Best to add all /30’s individually rather than a /24 for all. You could do the /24 for all but it is the ‘lazy way’.
The area range prevents advertising to the OSPF Backbone the individual customer IPs. Even if you are doing masquerade, your customers will have individual private IP addresses, you need to summarize this pool with an area range, then the other routers will get the area range instead of individual routes for each PPPoE customer.
More detail below:
Sets default interface type to passive, so that you do not send hello packets to customers, important for security! The only interfaces that should not be passive are interfaces where you want to form neighbor relationships with other routers.
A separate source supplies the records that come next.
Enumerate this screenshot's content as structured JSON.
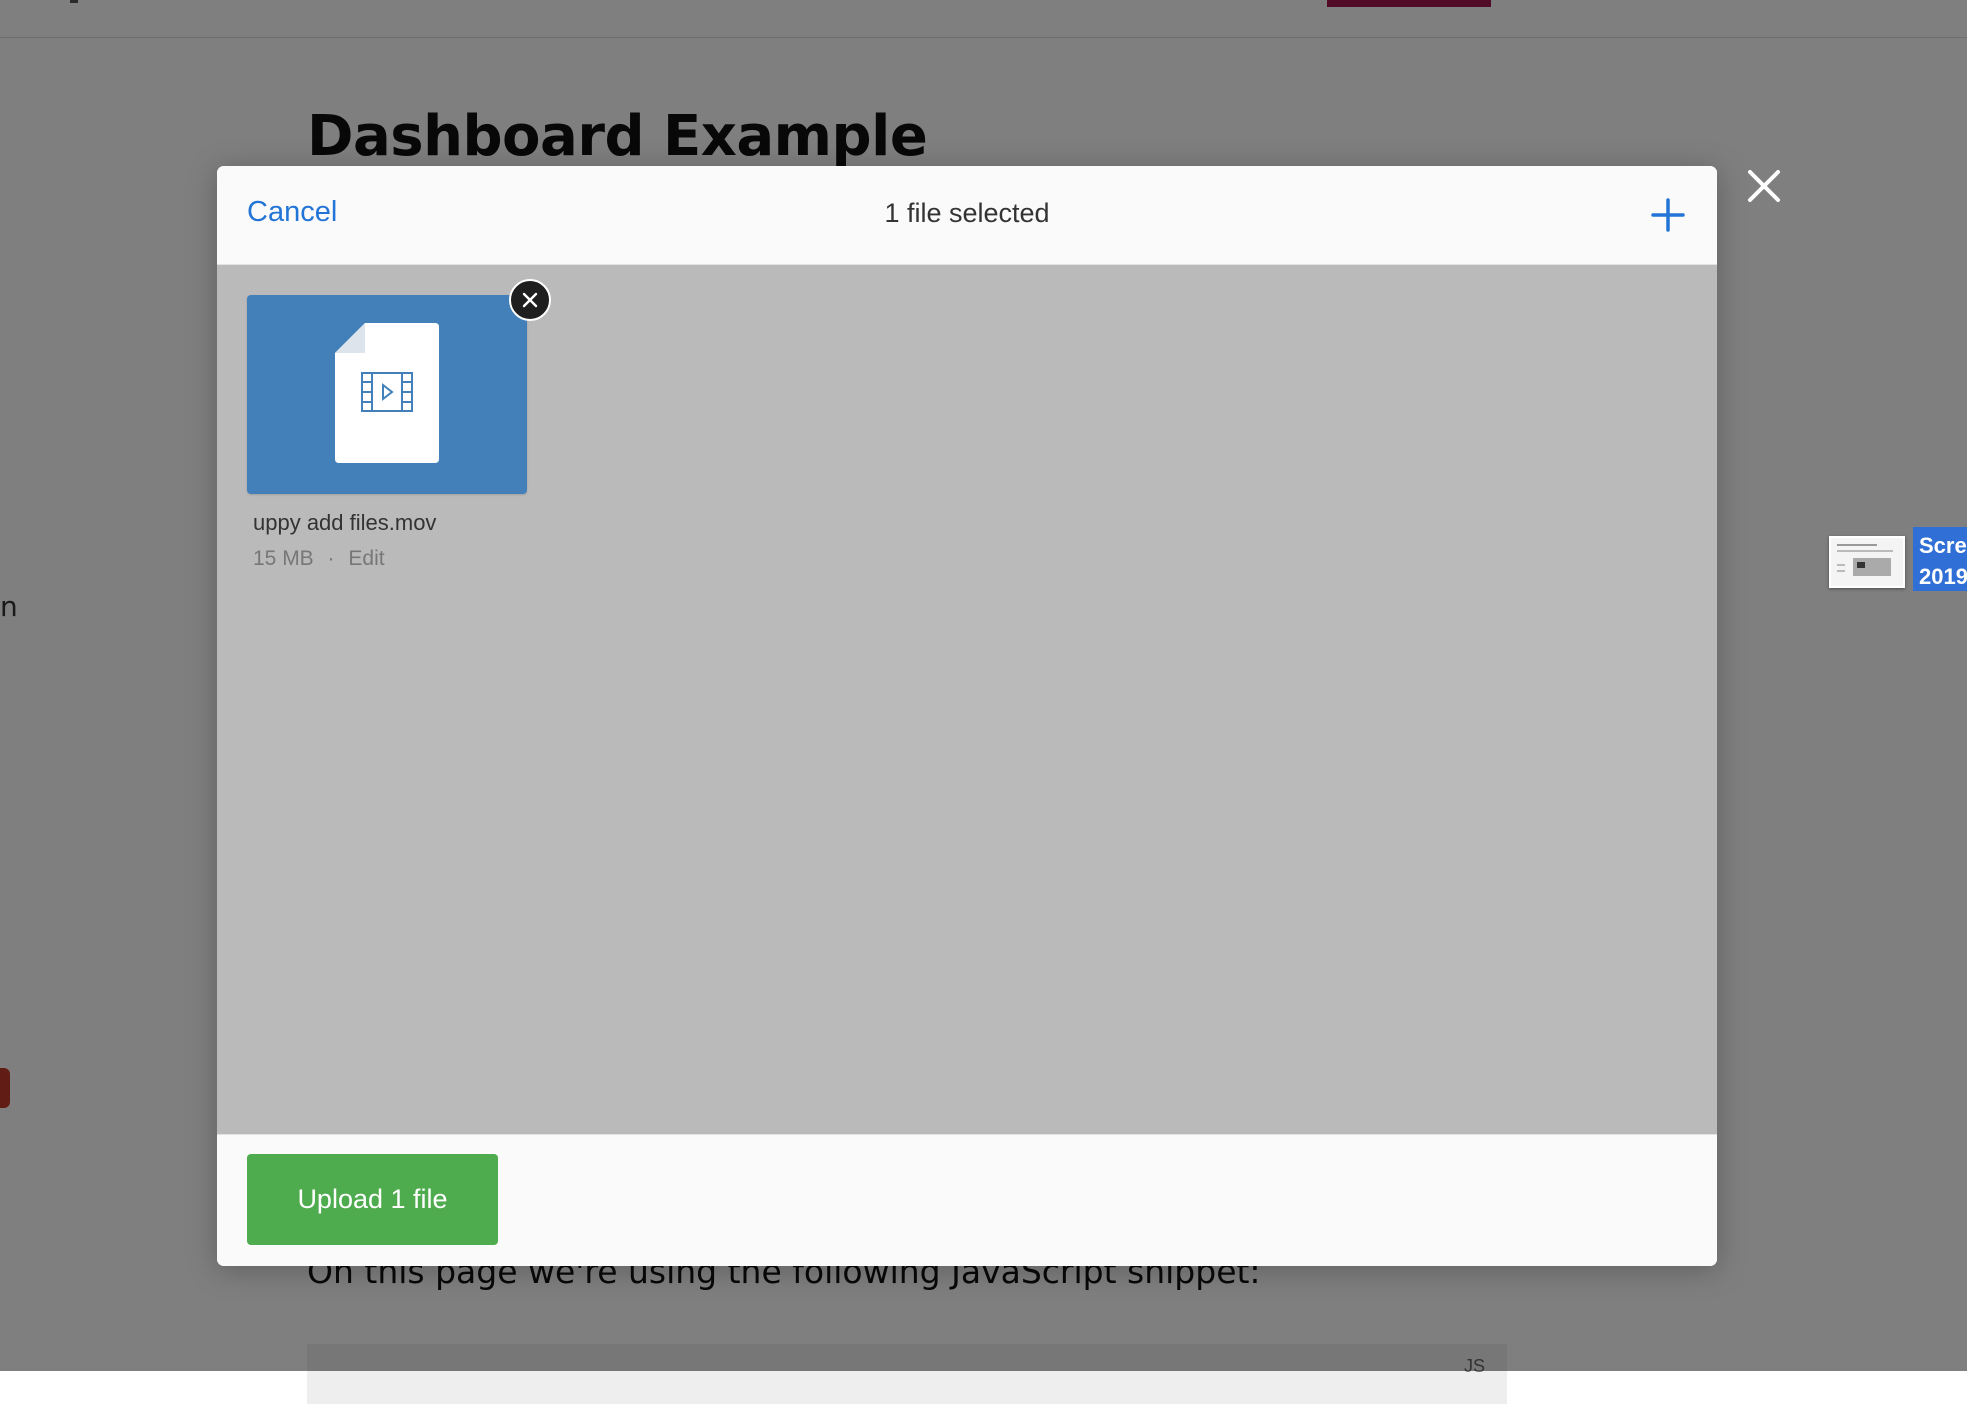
{
  "background": {
    "page_title": "Dashboard Example",
    "side_text": "n",
    "paragraph": "On this page we're using the following JavaScript snippet:",
    "code_lang": "JS"
  },
  "dashboard": {
    "header": {
      "cancel_label": "Cancel",
      "title": "1 file selected",
      "add_more_icon": "plus-icon"
    },
    "files": [
      {
        "name": "uppy add files.mov",
        "size": "15 MB",
        "separator": "·",
        "edit_label": "Edit",
        "type_icon": "video-file-icon"
      }
    ],
    "footer": {
      "upload_label": "Upload 1 file"
    },
    "close_icon": "close-icon"
  },
  "drag_ghost": {
    "label_line1": "Scre",
    "label_line2": "2019"
  },
  "colors": {
    "accent_blue": "#2275d7",
    "file_preview_bg": "#4380b9",
    "upload_green": "#4eac4e",
    "overlay": "rgba(0,0,0,0.5)",
    "nav_active": "#a3174d"
  }
}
add authentication=md5 authentication-key=somesecretkey interface=someptpinterface network-type=broadcast
add authentication=md5 authentication-key=somesecretkey interface=someotherptpinterface network-type=broadcast
This ‘overrides’ the passive default for these two PtP interfaces connecting to your router, so that you can form neighbor with other routers over ptp interfaces, plus also adds security, so that a hacker cannot unplug your router and plug in their own and get an OSPF neighbor relationship forming, if they do not have the ospf auth key
/routing ospf network
add area=backbone comment=“Loopback IP” network=someloopbackip
add area=backbone comment=“Point to Point connection to Router X” network=someptpsubnet/30
add area=backbone comment=“Point to Point connection to Router Y” network=someptpsubnet/30
Those advertise the loopbacks and ptp subnets
On your core PPPoE router, the same thing, but also, do this for advertising your PPPoE customer subnet:
/routing ospf area add area-id=0.0.0.1 name=pppoe-area type=stub
That creates a second OSPF area for your PPPoE customers only
/routing ospf network add area=pppoe-area network=somepppoecustomersubnet/23
That advertises the PPPoE customer IPs, which would normally create a route for every PPPoE customer, EXCEPT then you add the following below:
/routing ospf area range add area=pppoe-area range=somepppoecustomersubnet/23 cost=default advertise=yes
That does the magic - the PPPoE area is summarized to the backbone as a single route rather than one per customer IP. You still get hundreds of OSPF routes but only on your core router itself, the other routers just get the area range.